Inevitably there were some who wondered whether attendees were understanding the message of the event or simply there for the music. A Philadelphia rock radio station sent an interviewer into the Giants Stadium concessions line, who seemed shocked to encounter an audience member who not only knew what Amnesty was but was a member.

Bono addressed the doubters and cynics in an interview in Rolling Stone shortly before the tour began in which he said that he knew first-hand the value of attending such shows: "The audience is going to be great. I know that because I was part of that audience once. I saw 'The Secret Policeman's Ball' and it became a part of me ... It sowed a seed."

On Monday June 16, the morning after the final show at Giants Stadium in New Jersey, Sting, Peter Gabriel, tour promoter Bill Graham and Amnesty director Jack Healey were guests on the Today Show.
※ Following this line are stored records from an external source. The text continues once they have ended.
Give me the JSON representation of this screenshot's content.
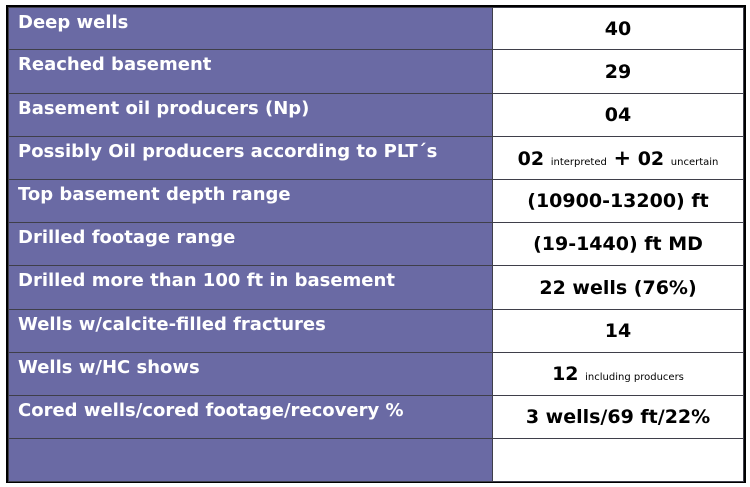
{
  "rows": [
    {
      "label": "Deep wells",
      "value": "40"
    },
    {
      "label": "Reached basement",
      "value": "29"
    },
    {
      "label": "Basement oil producers (Np)",
      "value": "04"
    },
    {
      "label": "Possibly Oil producers according to PLT´s",
      "value_parts": {
        "a": "02",
        "a_note": "interpreted",
        "plus": "+",
        "b": "02",
        "b_note": "uncertain"
      }
    },
    {
      "label": "Top basement depth range",
      "value": "(10900-13200) ft"
    },
    {
      "label": "Drilled footage range",
      "value": "(19-1440) ft MD"
    },
    {
      "label": "Drilled more than 100 ft in basement",
      "value": "22 wells (76%)"
    },
    {
      "label": "Wells w/calcite-filled fractures",
      "value": "14"
    },
    {
      "label": "Wells w/HC shows",
      "value_parts": {
        "main": "12",
        "note": "including producers"
      }
    },
    {
      "label": "Cored wells/cored footage/recovery %",
      "value": "3 wells/69 ft/22%"
    },
    {
      "label": "",
      "value": ""
    }
  ],
  "colors": {
    "label_bg": "#6a6aa4",
    "label_text": "#ffffff",
    "value_bg": "#ffffff",
    "border": "#3f3f4a"
  }
}
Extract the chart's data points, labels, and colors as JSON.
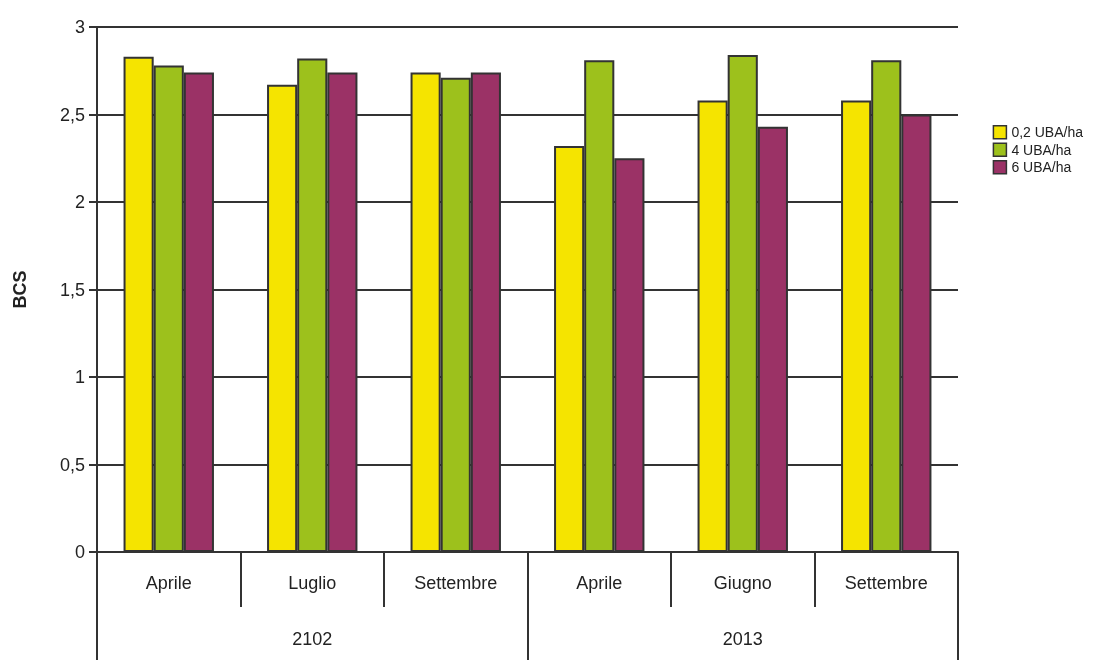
{
  "chart_data": {
    "type": "bar",
    "ylabel": "BCS",
    "categories": [
      "Aprile",
      "Luglio",
      "Settembre",
      "Aprile",
      "Giugno",
      "Settembre"
    ],
    "series": [
      {
        "name": "0,2 UBA/ha",
        "color": "#f5e400",
        "values": [
          2.83,
          2.67,
          2.74,
          2.32,
          2.58,
          2.58
        ]
      },
      {
        "name": "4 UBA/ha",
        "color": "#9dc11c",
        "values": [
          2.78,
          2.82,
          2.71,
          2.81,
          2.84,
          2.81
        ]
      },
      {
        "name": "6 UBA/ha",
        "color": "#9b3266",
        "values": [
          2.74,
          2.74,
          2.74,
          2.25,
          2.43,
          2.5
        ]
      }
    ],
    "ylim": [
      0,
      3
    ],
    "yticks": [
      0,
      {
        "value": 0.5,
        "label": "0,5"
      },
      1,
      {
        "value": 1.5,
        "label": "1,5"
      },
      2,
      {
        "value": 2.5,
        "label": "2,5"
      },
      3
    ],
    "annotations": [
      "2102",
      "2013"
    ],
    "grid": "y",
    "legend": "right"
  }
}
Host Bryant Gumbel asked, "I don't think any of us would quibble about the worth of the cause but what leads you to believe that anybody left with anything more than a smile?"

Sting responded:
I've been a member of Amnesty for five years and a supporter because of an entertainment show which was called 'The Secret Policeman's Ball' which I was involved in. And before that I didn't know about Amnesty's work and so in a sense I'm a success story. I know that these kind of events work. I'm sure that there were 80,000 people there last night a good proportion of them will want to be supporters and who will want to carry on the work.

One month after the tour, the membership of Amnesty International in the United States had increased by 45,000 members. Concert-goers had been asked to send appeals for freedom on behalf of six prisoners of conscience, two of whom were released within months after the tour.